A Registry-Bound LLM Pipeline for Evidence-Grounded Trait Extraction across Tropical Plants, Aquatic Species, and Exotic Pets
A Registry-Driven LLM Pipeline for Evidence-Based Trait Extraction in Tropical Flora, Aquatic Life, and Exotic Pets
Abstract
This paper introduces a scalable pipeline that leverages large language models to generate structured, evidence-backed trait records for cultivated tropical plants, aquatic organisms, and exotic pets. The system ensures that LLM-generated data is auditable through four distinct mechanisms: a closed-vocabulary trait registry containing 39 versioned keys that restricts all input values to a typed schema; the inclusion of verbatim evidence quotes for each row to link data points directly to source text; a confidence rating system that assigns either "high" or "medium" status (excluding "low" confidence entries prior to storage); and the preservation of multiple versions.
When applied to 409,880 publishable species from the Tropical Species Encyclopedia, the pipeline completed 706,220 processing runs. It successfully persisted 5,489,881 trait records across 409,820 species, representing a coverage rate of 99.985%, with 81.57% of these records achieving high confidence.

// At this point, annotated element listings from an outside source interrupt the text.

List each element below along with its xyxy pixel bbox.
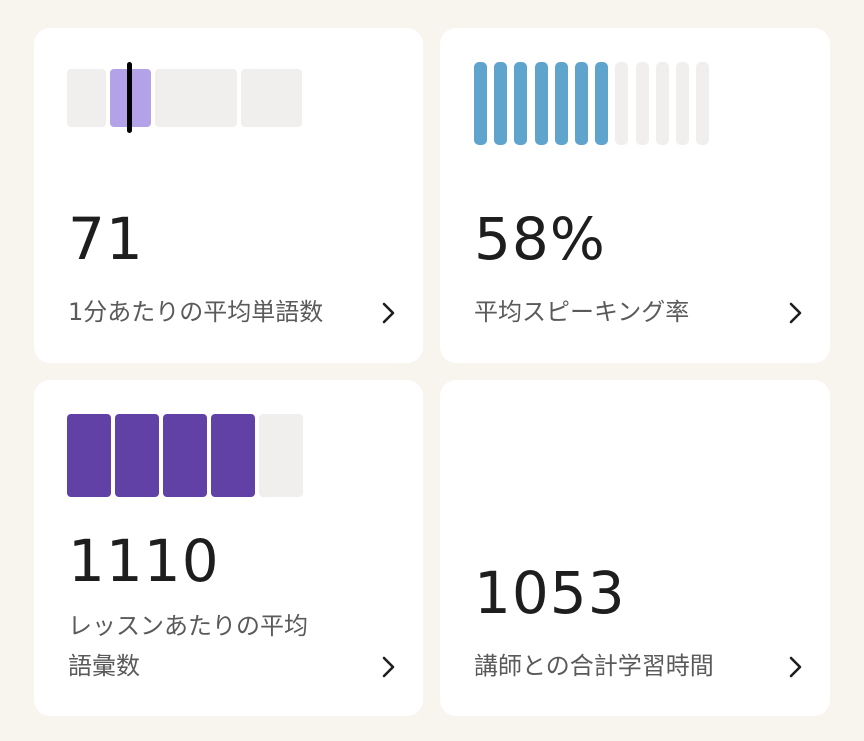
gauge-bar-filled	[554, 62, 568, 145]
speaking-value: 58%	[474, 205, 606, 273]
study-time-label: 講師との合計学習時間	[474, 652, 714, 680]
gauge-segment	[241, 69, 302, 127]
gauge-bar-filled	[494, 62, 508, 145]
gauge-segment-filled	[211, 414, 255, 497]
gauge-segment	[259, 414, 303, 497]
chevron-right-icon[interactable]	[375, 654, 401, 680]
gauge-marker	[127, 62, 132, 133]
card-vocabulary[interactable]: 1110 レッスンあたりの平均 語彙数	[34, 380, 423, 716]
card-speaking-rate[interactable]: 58% 平均スピーキング率	[440, 28, 830, 363]
gauge-segment-filled	[115, 414, 159, 497]
vocab-label-line2: 語彙数	[68, 652, 140, 680]
speaking-label: 平均スピーキング率	[474, 298, 690, 326]
gauge-bar-filled	[575, 62, 588, 145]
card-total-study-time[interactable]: 1053 講師との合計学習時間	[440, 380, 830, 716]
gauge-bar-filled	[534, 62, 548, 145]
vocab-label-line1: レッスンあたりの平均	[68, 612, 308, 640]
gauge-bar	[635, 62, 649, 145]
wpm-value: 71	[68, 205, 144, 273]
chevron-right-icon[interactable]	[782, 654, 808, 680]
gauge-segment-filled	[67, 414, 111, 497]
gauge-bar	[676, 62, 689, 145]
gauge-bar-filled	[514, 62, 528, 145]
chevron-right-icon[interactable]	[782, 300, 808, 326]
gauge-segment-filled	[163, 414, 207, 497]
chevron-right-icon[interactable]	[375, 300, 401, 326]
gauge-bar-filled	[595, 62, 609, 145]
gauge-bar	[655, 62, 669, 145]
gauge-segment	[67, 69, 106, 127]
gauge-bar-filled	[474, 62, 487, 145]
gauge-bar	[615, 62, 629, 145]
study-time-value: 1053	[474, 559, 626, 627]
gauge-bar	[696, 62, 710, 145]
wpm-label: 1分あたりの平均単語数	[68, 298, 324, 326]
vocab-value: 1110	[68, 527, 220, 595]
card-words-per-minute[interactable]: 71 1分あたりの平均単語数	[34, 28, 423, 363]
gauge-segment	[155, 69, 237, 127]
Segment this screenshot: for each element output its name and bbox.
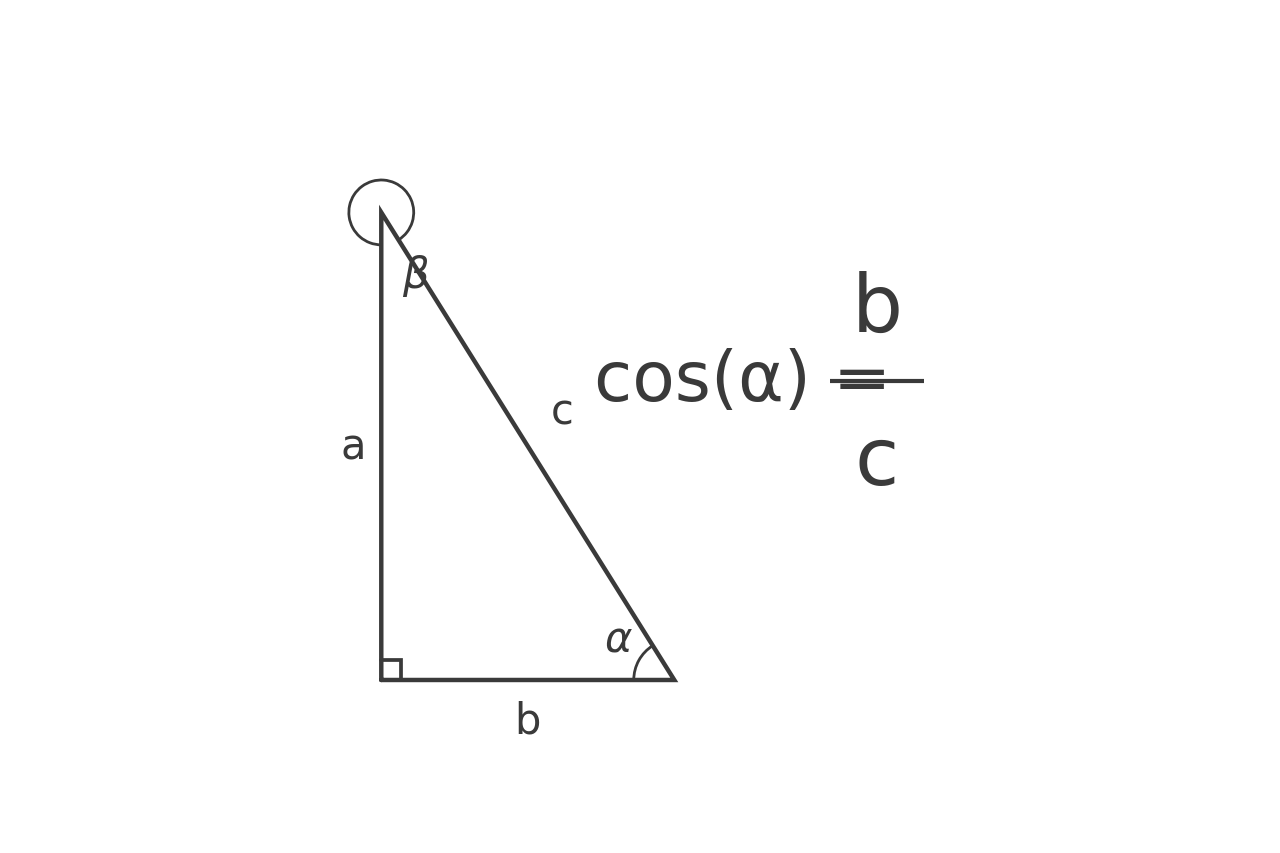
Text: c: c (550, 392, 573, 433)
Text: www.inchcalculator.com: www.inchcalculator.com (489, 814, 791, 838)
Text: b: b (851, 270, 902, 349)
Text: cos(α) =: cos(α) = (594, 348, 891, 415)
Text: β: β (402, 254, 429, 296)
Text: a: a (340, 426, 366, 467)
Text: Cosine Formula: Cosine Formula (329, 27, 951, 105)
Text: α: α (604, 618, 632, 661)
Text: c: c (855, 423, 899, 502)
Bar (622, 783, 658, 786)
Text: b: b (515, 699, 541, 741)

We present three validation layers, ranked by evidentiary strength. At the full population level, 90.12% of the 5,427,588 rows containing evidence had quotes that were verbatim substrings of the source material (this figure rises to 93.49% if one compliance meta-trait is excluded). An audit involving a stratified sample of 100 non-red-zone rows showed that the quote supported the value in all 100 cases (lower bound: 96.30%). Additionally, a face-validity check on 50 red-zone rows resulted in 50/50 Accept ratings (lower bound: 92.86%). The study does not claim per-record correctness, noting that 100% of the data remains pending human curation. The primary contribution of this work is the four-mechanism framework.